True, the body doing the studying has a fancy title: the Juvenile Justice Reform Act Implementation Commission. But the bill asks it to do no more than come up with a "plan" for the new department -- a plan that still must be approved by governor and Legislature, still must be funded, still must be implemented.

And whether or not the new governor and Legislature taking office in January will care about juvenile justice is, of course, unknowable.

Forgive some juvenile justice advocates if they sound a little weary. "It seems to me it does a whole lot more studying," said Kathleen Richey, past president of the Louisiana Council of Juvenile & Family Court Judges.

"I don't see anything changing immediately out of that bill," said Richey, a judge who was a member of the previous study commission's advisory board. As a member of that commission's planning team, Cecile Guin of the LSU School of Social Work, put it: "The timing is set up with the hope that the next governor will do something."

That might happen, and it might not. "If the someone else in the governor's office has a different agenda, then we wouldn't see anything coming out of this anyway," said Richey.

The caution of the reform bill is the fruit of political compromise, and of the broad array of agendas and interest groups that created it. One of the biggest compromises is the lengthy delay in the closing of the state's worst juvenile prison, Tallulah. For years this was the reformers' rallying cry.

But it has been put off, for at least a year. Throughout the legislative session politicians from the Tallulah area, worried about the loss of jobs, sought to delay the prison's closure.

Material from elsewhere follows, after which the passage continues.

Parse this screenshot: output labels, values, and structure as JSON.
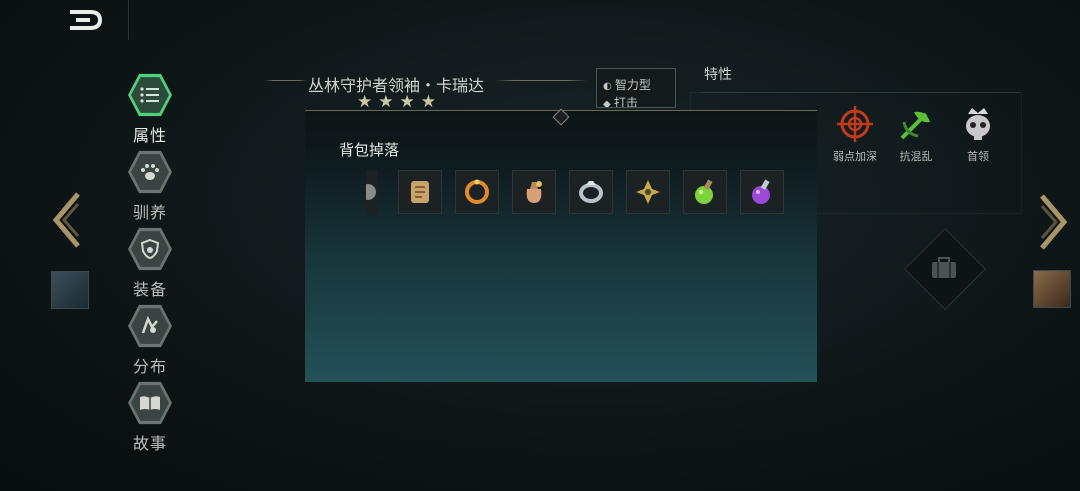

And corrections department officials, equally unenthusiastic, insisted that spots for the worst of Tallulah's denizens weren't immediately available elsewhere.

The corrections department also saw little need for the whole-cloth creation of a cross-town rival, one that would move lawbreaking youth -- and the prison staff in charge of them -- out of its jurisdictions. This view was shared by the state's district attorneys and the governor's office.

So a new department wasn't created, only plans for one. "When you have many people involved, you've got some who want to maintain the status quo," said Marty Fortner, of Southern University at New Orleans, on the last study commission's research team. "When you look at the political system, this is the best you can hope for."

Yet the very broadness of the group that hatched the reform scheme perhaps augurs well for its afterlife. So many entities having a stake in the outcome may mean greater chance it won't be a negative one.

"I think the Juvenile Justice Commission did its homework by bringing together prosecutors, judges, advocates, by bringing in everybody, and making sure everybody is on board," said Joseph Liu of Baltimore's Annie E. Casey Foundation, a nonprofit group that worked on the reform.

Still, all the rhetoric in the bill could end up being no more meaningful than the torrent of verbiage that flows through every legislative session. "We really do have important issues in juvenile justice that are being smothered by a bunch of words," said Richey. "We don't have time. We could lose a lot of kids."